Risposta (riferisco solo la parte sulla sterlina, per brevità): “Quanto alla sterlina britannica, la sterlina britannica non fa parte dell’euro, la BoE è assolutamente sovrana, ancora una volta non ci sono state svalutazioni significative della sterlina nei confronti dell’euro nel periodo di vita dell’euro, dunque dal 1999, e soprattutto le svalutazioni che ci sono state non hanno sostenuto le esportazioni britanniche, perché se lei va a vedere la dinamica dell’export britannico è molto debole. La Gran Bretagna ha un deficit delle partite correnti, dunque del dare e dell’avere negli scambi di beni e servizi con il resto del mondo e con l’Europa molto significativo, dunque l’eventuale flessibilità della moneta britannica non ha aiutato gli inglesi a far crescere la propria industria esportatrice e il proprio settore manifatturiero. Vedremo nel medio periodo quali saranno gli effetti della politica della Gran Bretagna, della politica della banca centrale britannica, che in questo momento ha soprattutto fatto decollare drasticamente i prezzi degli immobili in Gran Bretagna, al punto che il paese vive una vera e propria crisi abitativa. Io sinceramente non penso che la via d’uscita sia illudersi di poter tornare indietro, l’Italia deve stare nel mondo di oggi. Stare nel mondo di oggi vuol dire dotarsi di istituzioni adatte per stare nel mondo di oggi. Continueremmo ad avere la concorrenza dei paesi asiatici anche con una lira che dovesse svalutare drasticamente. L’esempio dell’Argentina, peraltro, del quale abbiamo parlato in questi giorni, ci mostra che una prima drastica svalutazione non finisce mai dopo la prima stagione di caduta dei tassi di cambio, perché arriva un’ondata di inflazione con l’importazione di beni e servizi molto più costosi dall’estero, questo fa perdere ancora competitività al paese a causa dell’inflazione, e si entra in una catena di continue svalutazioni che portano l’inflazione abbastanza rapidamente fuori controllo. È quello che è successo all’Argentina. L’unico modo di uscire da una spirale del genere è fare esattamente quello che noi non vorremmo che la Bce facesse, alzare i tassi di interesse, fare politiche di austerità di bilancio ancora più severe di quelle delle quali oggi ci lamentiamo. Dunque, sono d’accordo però con lei che manca un discorso abbastanza approfondito su questi temi nel nostro paese.”
Chiaro fin qui?
Non credo.
Riassumo: la sterlina non ha subito svalutazioni significative, però le ha subite, ma queste non sono riuscite a far aumentare il commercio del Regno Unito, perché l’Italia è come l’Argentina.
...
Chiaro fin qui?
Non credo.
Traduco. Il meta-messaggio è chiaro: per un po’ di tempo il Pude ha cercato di farci credere che nel Regno Unito le cose andassero peggio che da noi, quindi che l'euro fosse sostanzialmente irrilevante rispetto ai nostri problemi, visto che chi aveva sovranità monetaria stava peggio. Era diventato un argomento standard. Ve lo ricordate? Vi ricordate, ad esempio, a SkyTg24, con Marenzi (non ritrovo il filmato), quel simpatico banchiere piddino che tirò fuori dalla manica il suo asso perdente, inserendo del tutto fuori contesto l’osservazione che “però l’Inghilterra va male anche se non ha l’euro ed ha sovranità monetaria”? Lo stesso giochetto che avevo visto fare a Marine Le Pen da certi pennivendoli francesi, tanto per dire.

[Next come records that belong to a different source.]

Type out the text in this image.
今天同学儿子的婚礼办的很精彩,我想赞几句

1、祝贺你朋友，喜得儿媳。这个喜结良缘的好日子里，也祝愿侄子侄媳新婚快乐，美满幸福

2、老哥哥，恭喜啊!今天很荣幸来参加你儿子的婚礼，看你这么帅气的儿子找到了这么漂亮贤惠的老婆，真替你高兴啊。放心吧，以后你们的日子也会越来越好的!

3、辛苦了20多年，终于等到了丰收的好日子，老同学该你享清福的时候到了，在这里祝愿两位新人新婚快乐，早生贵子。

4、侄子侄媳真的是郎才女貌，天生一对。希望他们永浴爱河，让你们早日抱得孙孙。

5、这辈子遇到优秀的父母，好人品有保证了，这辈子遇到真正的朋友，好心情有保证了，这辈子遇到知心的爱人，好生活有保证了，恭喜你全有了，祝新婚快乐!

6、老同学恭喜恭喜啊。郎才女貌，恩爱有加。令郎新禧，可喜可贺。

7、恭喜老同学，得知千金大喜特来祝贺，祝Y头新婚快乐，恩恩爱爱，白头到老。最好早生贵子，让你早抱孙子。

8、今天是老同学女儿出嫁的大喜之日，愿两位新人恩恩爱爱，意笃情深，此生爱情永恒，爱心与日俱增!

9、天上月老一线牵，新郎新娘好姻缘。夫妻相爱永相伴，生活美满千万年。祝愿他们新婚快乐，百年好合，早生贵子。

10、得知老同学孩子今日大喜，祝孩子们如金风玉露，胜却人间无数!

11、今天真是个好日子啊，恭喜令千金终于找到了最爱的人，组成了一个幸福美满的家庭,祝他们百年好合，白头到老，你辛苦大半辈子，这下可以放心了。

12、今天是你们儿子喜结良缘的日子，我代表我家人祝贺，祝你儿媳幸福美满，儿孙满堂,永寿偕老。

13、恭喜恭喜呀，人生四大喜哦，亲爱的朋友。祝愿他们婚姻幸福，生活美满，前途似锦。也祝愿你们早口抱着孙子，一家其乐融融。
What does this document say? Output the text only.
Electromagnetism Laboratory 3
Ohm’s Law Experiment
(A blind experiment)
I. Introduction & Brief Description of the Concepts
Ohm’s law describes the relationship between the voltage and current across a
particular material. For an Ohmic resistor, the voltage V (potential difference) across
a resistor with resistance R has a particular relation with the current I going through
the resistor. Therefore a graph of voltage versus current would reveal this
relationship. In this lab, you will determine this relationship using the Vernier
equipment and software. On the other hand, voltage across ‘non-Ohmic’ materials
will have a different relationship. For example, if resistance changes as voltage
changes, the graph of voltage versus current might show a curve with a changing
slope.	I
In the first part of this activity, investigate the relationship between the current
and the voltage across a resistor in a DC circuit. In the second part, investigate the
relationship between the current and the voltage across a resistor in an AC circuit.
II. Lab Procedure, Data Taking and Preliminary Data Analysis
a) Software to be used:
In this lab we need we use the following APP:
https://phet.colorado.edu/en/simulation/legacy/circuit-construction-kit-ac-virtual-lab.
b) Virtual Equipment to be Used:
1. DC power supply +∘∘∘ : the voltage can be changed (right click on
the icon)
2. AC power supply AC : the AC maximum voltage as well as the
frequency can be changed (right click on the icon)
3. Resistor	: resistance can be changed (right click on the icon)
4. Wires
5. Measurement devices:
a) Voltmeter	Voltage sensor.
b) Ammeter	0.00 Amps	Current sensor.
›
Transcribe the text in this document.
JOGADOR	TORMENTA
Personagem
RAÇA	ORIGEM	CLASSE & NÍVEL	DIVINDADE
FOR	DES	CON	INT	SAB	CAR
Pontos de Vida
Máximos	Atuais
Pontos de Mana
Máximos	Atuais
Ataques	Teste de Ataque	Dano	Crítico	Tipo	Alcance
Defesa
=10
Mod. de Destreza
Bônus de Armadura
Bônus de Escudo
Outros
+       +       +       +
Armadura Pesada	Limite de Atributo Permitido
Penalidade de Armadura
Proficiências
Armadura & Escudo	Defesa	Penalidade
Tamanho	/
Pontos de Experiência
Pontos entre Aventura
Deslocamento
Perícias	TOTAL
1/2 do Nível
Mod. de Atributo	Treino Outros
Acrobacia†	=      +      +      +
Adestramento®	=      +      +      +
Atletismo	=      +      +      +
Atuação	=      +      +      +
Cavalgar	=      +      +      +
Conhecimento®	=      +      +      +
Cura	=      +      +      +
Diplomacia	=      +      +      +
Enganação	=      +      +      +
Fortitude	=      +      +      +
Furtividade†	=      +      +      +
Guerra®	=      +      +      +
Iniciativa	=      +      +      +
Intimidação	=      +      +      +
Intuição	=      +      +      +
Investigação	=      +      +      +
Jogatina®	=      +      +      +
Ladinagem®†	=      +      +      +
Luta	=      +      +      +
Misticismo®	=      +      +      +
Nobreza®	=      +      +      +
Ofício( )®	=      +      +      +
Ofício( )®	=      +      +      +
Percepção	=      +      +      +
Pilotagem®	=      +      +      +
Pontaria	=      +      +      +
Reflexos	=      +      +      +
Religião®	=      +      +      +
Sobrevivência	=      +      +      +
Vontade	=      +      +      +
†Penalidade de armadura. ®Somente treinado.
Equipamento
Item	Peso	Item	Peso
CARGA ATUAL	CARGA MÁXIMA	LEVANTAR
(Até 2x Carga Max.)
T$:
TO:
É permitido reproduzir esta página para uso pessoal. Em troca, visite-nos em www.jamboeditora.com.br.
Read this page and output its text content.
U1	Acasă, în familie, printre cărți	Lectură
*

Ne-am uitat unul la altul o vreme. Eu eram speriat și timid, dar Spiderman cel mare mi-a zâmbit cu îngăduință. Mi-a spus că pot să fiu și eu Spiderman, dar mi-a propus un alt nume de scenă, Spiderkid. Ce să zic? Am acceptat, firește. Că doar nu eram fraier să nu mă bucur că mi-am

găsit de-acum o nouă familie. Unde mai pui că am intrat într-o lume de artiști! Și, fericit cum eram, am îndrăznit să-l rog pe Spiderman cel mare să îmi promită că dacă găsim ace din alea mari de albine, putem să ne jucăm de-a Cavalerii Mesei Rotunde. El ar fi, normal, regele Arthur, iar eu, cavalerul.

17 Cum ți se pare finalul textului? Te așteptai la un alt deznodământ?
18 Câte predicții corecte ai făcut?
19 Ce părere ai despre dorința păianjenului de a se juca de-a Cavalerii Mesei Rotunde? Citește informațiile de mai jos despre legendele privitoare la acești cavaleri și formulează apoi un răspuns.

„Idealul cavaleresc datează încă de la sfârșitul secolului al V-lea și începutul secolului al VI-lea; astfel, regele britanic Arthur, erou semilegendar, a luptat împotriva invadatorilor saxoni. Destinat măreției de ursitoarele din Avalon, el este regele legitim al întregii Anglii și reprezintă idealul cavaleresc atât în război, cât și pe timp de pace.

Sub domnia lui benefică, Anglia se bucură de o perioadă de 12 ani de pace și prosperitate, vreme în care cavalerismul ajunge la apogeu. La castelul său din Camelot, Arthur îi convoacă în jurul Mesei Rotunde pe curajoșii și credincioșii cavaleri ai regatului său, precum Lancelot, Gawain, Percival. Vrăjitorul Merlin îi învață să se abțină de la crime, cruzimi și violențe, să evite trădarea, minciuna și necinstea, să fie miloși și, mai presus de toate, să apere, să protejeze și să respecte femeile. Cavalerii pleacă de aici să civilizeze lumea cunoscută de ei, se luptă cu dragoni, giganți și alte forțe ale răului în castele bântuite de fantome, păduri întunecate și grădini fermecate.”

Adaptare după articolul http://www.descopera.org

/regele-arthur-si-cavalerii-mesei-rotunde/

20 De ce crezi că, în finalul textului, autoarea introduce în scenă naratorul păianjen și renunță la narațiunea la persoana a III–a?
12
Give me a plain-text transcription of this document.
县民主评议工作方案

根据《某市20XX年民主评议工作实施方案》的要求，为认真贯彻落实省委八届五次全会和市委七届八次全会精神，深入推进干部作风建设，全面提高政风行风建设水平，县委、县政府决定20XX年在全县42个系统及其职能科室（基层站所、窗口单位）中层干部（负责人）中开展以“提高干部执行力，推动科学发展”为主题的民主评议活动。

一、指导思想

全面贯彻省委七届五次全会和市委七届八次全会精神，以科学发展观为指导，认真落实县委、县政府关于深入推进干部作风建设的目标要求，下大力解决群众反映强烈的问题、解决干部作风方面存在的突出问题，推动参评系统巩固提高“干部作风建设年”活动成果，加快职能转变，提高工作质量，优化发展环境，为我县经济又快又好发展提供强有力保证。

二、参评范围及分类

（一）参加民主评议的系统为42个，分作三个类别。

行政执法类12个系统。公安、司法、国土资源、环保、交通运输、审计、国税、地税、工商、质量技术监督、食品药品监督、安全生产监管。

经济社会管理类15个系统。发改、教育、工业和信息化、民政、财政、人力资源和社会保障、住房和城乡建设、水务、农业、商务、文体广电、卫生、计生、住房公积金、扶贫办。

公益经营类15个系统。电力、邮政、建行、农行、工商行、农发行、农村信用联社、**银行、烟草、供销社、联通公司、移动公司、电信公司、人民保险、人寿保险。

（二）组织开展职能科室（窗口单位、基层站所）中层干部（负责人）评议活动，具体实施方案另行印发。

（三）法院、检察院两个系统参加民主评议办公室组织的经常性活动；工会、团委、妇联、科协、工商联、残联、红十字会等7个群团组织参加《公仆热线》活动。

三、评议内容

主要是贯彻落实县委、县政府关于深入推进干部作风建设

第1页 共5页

Ma ora questo giochetto non si può più fare, perché che noi andiamo peggio di loro è evidente.
Dal 2008 al 2013 la crescita cumulata in Italia è stata del -8,7%, quella del Regno Unito -1.6%. Scarto: -7.1% a nostro sfavore! (dati
qui).
Allora il giochetto è cambiato:“Però l’Inghilterra va meglio anche se non ha svalutato”! Sottinteso: “Non speriate, cari Untermenschen, che io intimamente disprezzo perché appartengo al giornale degli ex-comunisti che vi hanno da sempre visto come un popolo di mandolinisti meritevoli solo di essere assoggettati a una potenza straniera, non sperate, vi dico, che avere un cambio prezzato dal mercato possa redimervi dalla vostra colpa, dal vostro stato di inferiorità ontologica. Vedete? Gli inglesi sono bravi (anche se magari fino a poco fa vi dicevo che erano cattivi), e riescono a star meglio di voi perfino rivalutando, perché la competitività è un’altra cosa, non ha nulla a che fare coi prezzi, ha a che fare con il cattolicesimo e il calvinismo, con il consumo di porridge, con la repressione sessuale, con i millimetri di precipitazioni annui, con altre variabili metaeconomiche e soprattutto metafisiche che voi, Untermenschen, non avrete mai sotto controllo”.
Chiaro fino a qui?
Bene.
Ora voi direte: “Bene, adesso arriva l’asfaltata. [Popcorn mode on] e vediamo come Bagnai trita Fubini. Era un po’ che mi stava sugli zebedei, con quella sua aria da primo della classe – non si sa bene in quale facoltà. Non vedevo l’ora che pestasse
la coda del crotalo, ora l’ha fatto, come prima quell’altro
improvvisato commentatore anziano, godiamoci lo spettacolo”...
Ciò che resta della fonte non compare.